Если о валюте - "гривна/гривны".

Остальное - от лукавого.


----------



## morzh

Добавлю: лично я считаю, что, когда правительства, или (обычно, по заданию правительств или из-за националистических соображений) лингвисты других стран суются в чей-то язык, и требуют изменения употребления названий своих стран, валют, предлогов, с которыми их надо употреблять и т.д. - их надо посылать, и очень далеко.

Причем я не имею в виду только требование, скажем, Украины говорить "в Украине / из Украины", или еще что, а вообще. Глобально.

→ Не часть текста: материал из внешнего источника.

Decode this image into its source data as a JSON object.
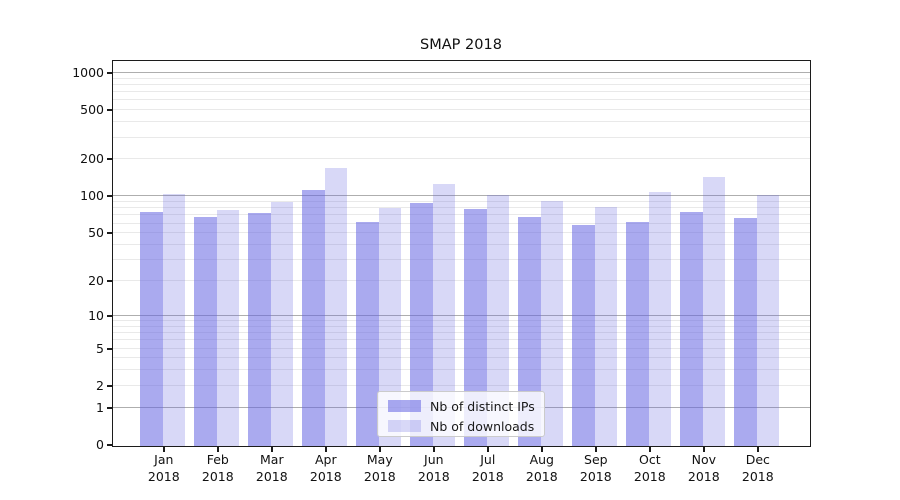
{
  "chart_data": {
    "type": "bar",
    "title": "SMAP 2018",
    "categories": [
      "Jan",
      "Feb",
      "Mar",
      "Apr",
      "May",
      "Jun",
      "Jul",
      "Aug",
      "Sep",
      "Oct",
      "Nov",
      "Dec"
    ],
    "year_label": "2018",
    "series": [
      {
        "name": "Nb of distinct IPs",
        "color": "#6464e1",
        "alpha": 0.55,
        "values": [
          75,
          69,
          74,
          115,
          63,
          90,
          80,
          69,
          59,
          62,
          75,
          68
        ]
      },
      {
        "name": "Nb of downloads",
        "color": "#6464e1",
        "alpha": 0.25,
        "values": [
          106,
          78,
          91,
          172,
          81,
          128,
          103,
          92,
          83,
          109,
          145,
          103
        ]
      }
    ],
    "yscale": "log1p",
    "yticks": [
      0,
      1,
      2,
      5,
      10,
      20,
      50,
      100,
      200,
      500,
      1000
    ],
    "ylim": [
      0,
      1285
    ],
    "xlabel": "",
    "ylabel": "",
    "grid": "horizontal",
    "legend_position": "lower-center",
    "colors": {
      "major_grid": "#aeaeae",
      "minor_grid": "#e9e9e9",
      "spine": "#1c1c1c",
      "text": "#111111"
    }
  }
}
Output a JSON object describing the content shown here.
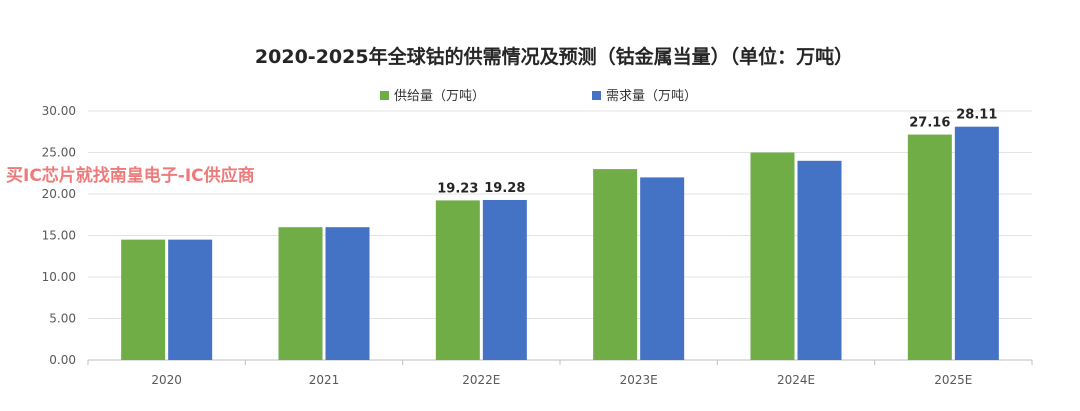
{
  "watermark": "买IC芯片就找南皇电子-IC供应商",
  "chart_data": {
    "type": "bar",
    "title": "2020-2025年全球钴的供需情况及预测（钴金属当量）（单位：万吨）",
    "categories": [
      "2020",
      "2021",
      "2022E",
      "2023E",
      "2024E",
      "2025E"
    ],
    "series": [
      {
        "name": "供给量（万吨）",
        "color": "#70ad47",
        "values": [
          14.5,
          16.0,
          19.23,
          23.0,
          25.0,
          27.16
        ],
        "labels": [
          null,
          null,
          "19.23",
          null,
          null,
          "27.16"
        ]
      },
      {
        "name": "需求量（万吨）",
        "color": "#4472c4",
        "values": [
          14.5,
          16.0,
          19.28,
          22.0,
          24.0,
          28.11
        ],
        "labels": [
          null,
          null,
          "19.28",
          null,
          null,
          "28.11"
        ]
      }
    ],
    "ylim": [
      0,
      30
    ],
    "yticks": [
      "0.00",
      "5.00",
      "10.00",
      "15.00",
      "20.00",
      "25.00",
      "30.00"
    ],
    "grid": true,
    "legend": "top-center"
  }
}
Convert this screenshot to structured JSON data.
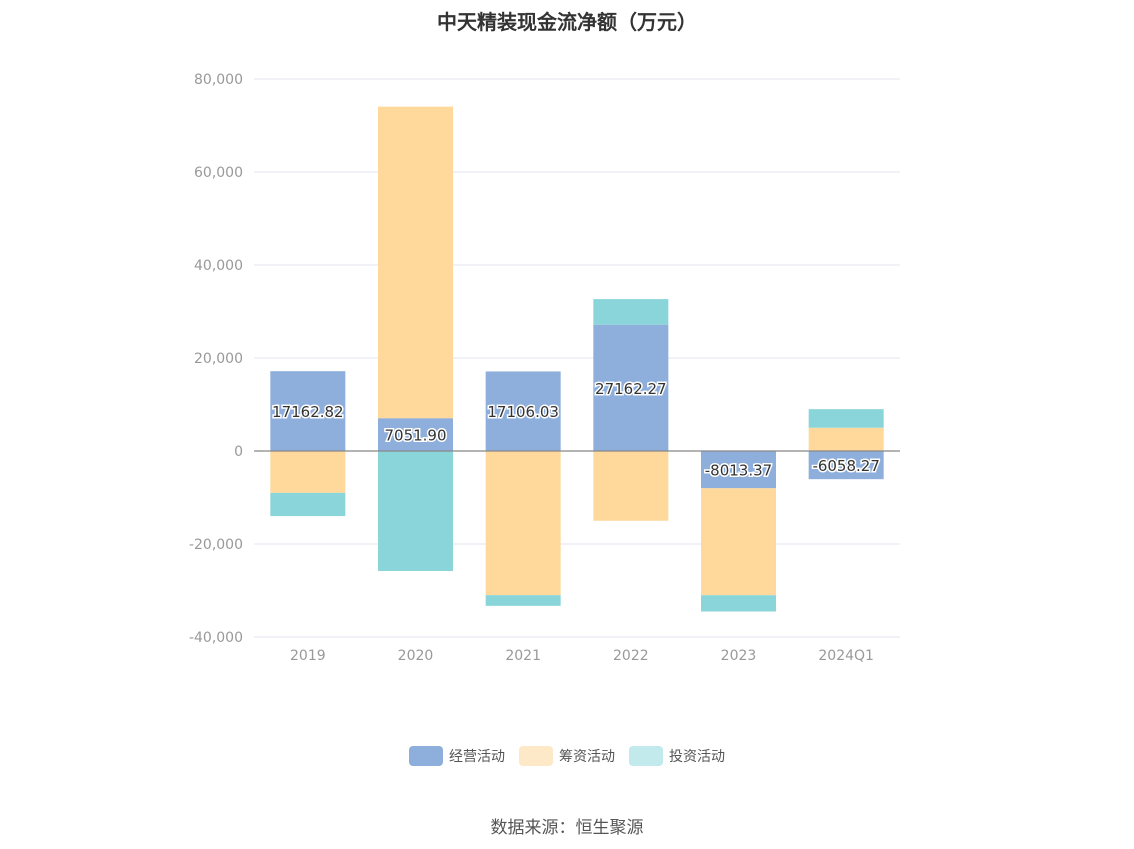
{
  "source_label": "数据来源：恒生聚源",
  "chart_data": {
    "type": "bar",
    "stacked": true,
    "title": "中天精装现金流净额（万元）",
    "categories": [
      "2019",
      "2020",
      "2021",
      "2022",
      "2023",
      "2024Q1"
    ],
    "ylim": [
      -40000,
      80000
    ],
    "yticks": [
      80000,
      60000,
      40000,
      20000,
      0,
      -20000,
      -40000
    ],
    "ytick_labels": [
      "80,000",
      "60,000",
      "40,000",
      "20,000",
      "0",
      "-20,000",
      "-40,000"
    ],
    "grid": true,
    "legend_position": "bottom",
    "series": [
      {
        "name": "经营活动",
        "color": "#8eaedb",
        "values": [
          17162.82,
          7051.9,
          17106.03,
          27162.27,
          -8013.37,
          -6058.27
        ],
        "labels": [
          "17162.82",
          "7051.90",
          "17106.03",
          "27162.27",
          "-8013.37",
          "-6058.27"
        ]
      },
      {
        "name": "筹资活动",
        "color": "#fed99b",
        "legend_color": "#fde8c8",
        "values": [
          -9000,
          67000,
          -31000,
          -15000,
          -23000,
          5000
        ]
      },
      {
        "name": "投资活动",
        "color": "#89d5d9",
        "legend_color": "#c2e9ec",
        "values": [
          -5000,
          -25800,
          -2300,
          5500,
          -3500,
          4000
        ]
      }
    ]
  }
}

Если завтра Россия потребует заменить в языках мира "Москау / Моску" на "Москва" - ее так же пошлют, и будут правы.

Если Англия потребует от России произносить (и писать) свою столицу, как "Ландан" - и ее пошлют.

Тоже, я считаю, должно быть с "Таллинн", "Кишинэу" и т.д.

Есть язык, есть традиции. У себя на территории любая страна имеет право провести закон и запретить некоему меньшинству на своем языке произносить/ писать названия по-другому; на то и суверенитет, но в остальном - пошли-пошли отсюда!


----------



## VelikiMag

Natalisha said:


> Смотрите, что я нашла.
> Как правильно писать по-русски: «гривна» или «гривня»?


Interesting text, comments to it even more!



Angelo di fuoco said:


> Эта статья - не образец бережного  отношения к фактам: "Черногория" в Черногории - "Црна Гора", а не  "Монтенегро", в т. ч. и в официальных документах.


Not only in Montenegro, but in all Slavic speaking countries there is the name in their respective languages. Word "Montenegro" went into western languages through Italian.

Back to the topic


> Традиция так называть денежную единицу и стала основой для правила: грамотно писать нужно «гривна». Это подтверждают словари Ушакова, Даля, Энциклопедия Брокгауза и Ефрона, Большая советская энциклопедия. В этих уважаемых источниках других вариантов написания не предусмотрено.





> Я давно сделал для себя вывод – я называю валюту «гривня». Что и вам предлагаю.


Fair enough!


----------